Sony Sued For Restricting Its Digital Game Sales To PlayStation Store

Sony Sued For Restricting Its Digital Game Sales To PlayStation Store
Photo: Tomohiro Ohsumi/Getty Images, Getty Images

Two years ago, Sony stopped selling digital download codes for its games through retailers like Amazon, Best Buy, and Walmart. And now the gaming giant has been hit with a class-action lawsuit.

Bloomberg reports that the proposed suit, Caccuri v. Sony Interactive Entertainment LLC in a San Fransico U.S. District Court, alleges that limiting the digital purchase of PlayStation games to the company’s own store creates an unlawful monopoly as there is no other source to purchase them.

According to the suit, “Sony’s monopoly allows it to charge supracompetitive prices for digital PlayStation games, which are significantly higher than their physical counterparts sold in a competitive retail market, and significantly higher than they would be in a competitive retail market for digital games.”

Comments

  • I’m all for this if the result sees PS Store prices drop.

    Also the Samsung scroll add is eating up the already short story.

    • PSN prices won’t drop. They’re always going to be at RRP outside of sales. I understand it has something to do with major retailer agreements.

  • I don’t think this is going to go anywhere. They are a closed system selling their own product in the places they want to have distribution. Physical or digital really doesn’t make a difference, because in the end they need to licence the sale of the software and can set their prices. The precedent this would set could be used for practically any item with an exclusive retailer.

  • This is a ridiculous lawsuit and I won’t be surprised if it gets thrown out. While they are at it, why not sue Apple, Google and Nintendo for restricting their digital sales to their own platforms too? Unsure why Sony is the sole target here.

    • Agreed. If you’re going to be outraged about their practices, show the same energy for other companies doing the same.

      • Sorry – that’s a totally wrong perspective… that’s like saying you can’t accuse a wrong doer (ie sue them) without suing ALL the wrong-doers.
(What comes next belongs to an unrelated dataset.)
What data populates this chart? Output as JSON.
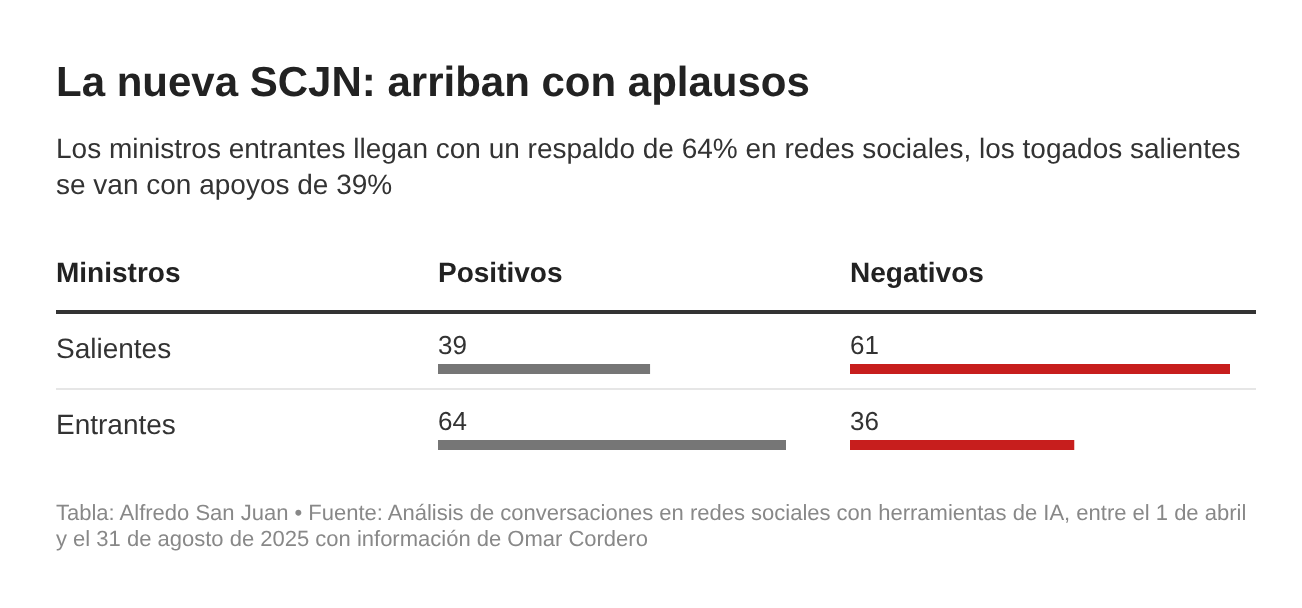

This “what-about-ism” is not a good argument for why they shouldn’t be sued.

    • Because Nintendo don’t have any digital-only devices that lock customers into a single store like the PS5 Digital does, Google allows sideloading which technically allows users to get around its app store, and Apple *is* being sued. By Epic.

    • Because you only need to sue one into the ground to set a precedent for forcing the others to comply with whatever the judge sets.
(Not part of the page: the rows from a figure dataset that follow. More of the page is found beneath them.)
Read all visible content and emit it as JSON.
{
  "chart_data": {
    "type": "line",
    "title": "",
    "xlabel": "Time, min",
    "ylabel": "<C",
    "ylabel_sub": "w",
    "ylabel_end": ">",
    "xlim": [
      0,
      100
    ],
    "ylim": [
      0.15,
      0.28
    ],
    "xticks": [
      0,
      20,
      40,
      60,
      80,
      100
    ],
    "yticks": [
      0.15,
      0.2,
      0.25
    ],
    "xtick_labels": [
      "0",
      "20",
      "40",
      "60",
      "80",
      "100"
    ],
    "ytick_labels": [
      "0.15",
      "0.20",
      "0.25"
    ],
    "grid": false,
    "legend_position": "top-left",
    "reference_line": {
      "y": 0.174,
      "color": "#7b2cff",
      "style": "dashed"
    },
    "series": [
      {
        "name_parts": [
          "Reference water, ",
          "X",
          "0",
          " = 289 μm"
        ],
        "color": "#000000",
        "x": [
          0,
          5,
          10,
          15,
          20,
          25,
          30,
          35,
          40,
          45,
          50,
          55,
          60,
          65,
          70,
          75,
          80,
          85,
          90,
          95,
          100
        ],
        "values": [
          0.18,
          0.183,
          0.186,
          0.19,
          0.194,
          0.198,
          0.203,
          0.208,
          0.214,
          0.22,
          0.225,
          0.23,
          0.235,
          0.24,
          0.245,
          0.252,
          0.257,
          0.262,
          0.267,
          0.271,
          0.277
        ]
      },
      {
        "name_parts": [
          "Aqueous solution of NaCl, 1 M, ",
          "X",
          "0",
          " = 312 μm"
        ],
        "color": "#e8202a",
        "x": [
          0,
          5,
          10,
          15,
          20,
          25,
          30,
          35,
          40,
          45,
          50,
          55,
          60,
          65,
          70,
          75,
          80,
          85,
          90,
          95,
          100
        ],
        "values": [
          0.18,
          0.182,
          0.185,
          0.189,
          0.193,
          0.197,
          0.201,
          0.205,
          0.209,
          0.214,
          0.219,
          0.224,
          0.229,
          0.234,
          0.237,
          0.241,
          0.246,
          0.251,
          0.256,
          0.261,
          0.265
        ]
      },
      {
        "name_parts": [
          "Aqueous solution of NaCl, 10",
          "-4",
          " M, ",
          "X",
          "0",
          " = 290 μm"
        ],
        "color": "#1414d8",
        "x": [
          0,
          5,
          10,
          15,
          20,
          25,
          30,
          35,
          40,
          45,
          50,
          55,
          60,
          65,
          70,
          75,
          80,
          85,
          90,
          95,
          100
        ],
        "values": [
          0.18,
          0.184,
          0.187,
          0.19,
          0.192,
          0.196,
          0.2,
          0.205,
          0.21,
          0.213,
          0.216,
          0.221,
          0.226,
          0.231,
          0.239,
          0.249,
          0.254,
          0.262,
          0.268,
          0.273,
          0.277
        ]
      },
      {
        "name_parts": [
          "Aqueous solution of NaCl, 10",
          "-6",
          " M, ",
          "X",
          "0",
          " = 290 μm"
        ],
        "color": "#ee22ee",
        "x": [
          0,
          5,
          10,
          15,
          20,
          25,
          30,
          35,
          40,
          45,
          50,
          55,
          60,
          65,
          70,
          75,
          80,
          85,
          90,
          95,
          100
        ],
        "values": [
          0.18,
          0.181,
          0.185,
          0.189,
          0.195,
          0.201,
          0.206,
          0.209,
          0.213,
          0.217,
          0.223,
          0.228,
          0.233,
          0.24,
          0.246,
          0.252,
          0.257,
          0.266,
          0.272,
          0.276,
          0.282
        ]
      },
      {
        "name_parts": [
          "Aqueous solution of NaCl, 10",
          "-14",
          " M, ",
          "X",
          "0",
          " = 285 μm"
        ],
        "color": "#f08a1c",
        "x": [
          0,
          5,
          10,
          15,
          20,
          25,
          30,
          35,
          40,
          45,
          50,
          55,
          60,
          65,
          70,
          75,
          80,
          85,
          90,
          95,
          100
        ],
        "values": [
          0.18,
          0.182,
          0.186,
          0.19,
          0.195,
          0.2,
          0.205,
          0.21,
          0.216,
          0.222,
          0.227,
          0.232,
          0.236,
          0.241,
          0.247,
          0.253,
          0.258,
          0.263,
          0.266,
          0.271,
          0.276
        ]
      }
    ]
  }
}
  • While I am generally in favour of ‘more competition’, I have to say that the sale prices on Sony’s store are definitely competitive. The only real issue is that their sales are clearly limited only to their own store, so it’s very difficult to compare physical retailer X with the Sony digital store. I do agree however that IF I want to buy digital, then it seems unreasonable that the only way I can do it is from a Sony store (especially if you went down the all-digital PS5 route – which I did not).

  • I actually prefer physical copies of games to digital downloads. They usually come with good booklets with instructions on how to play the game and some game related information too.

    Maybe it should be made a consumer right to be able to claim a digital version of the game if you have the physical copy of the game. For instance, you could register a unique code from your physical game into the PS Store and claim your free digital copy of the game. If you sold your physical copy of the game, the buyer of it could not use the code again. Maybe the buyer could pay a nominal fee to Sony to also get access to a digital copy of the game.

    If the original owner of the game getting a free digital copy of the game seems a bit rich, maybe they could also pay Sony a nominal fee in order to get a digital copy of a game.

    Personally I’d like to some means of upgrading an old game to a new remastered version for a price less than what people who don’t have an old version of the game pay for the remaster. Much less. That’s a different matter though.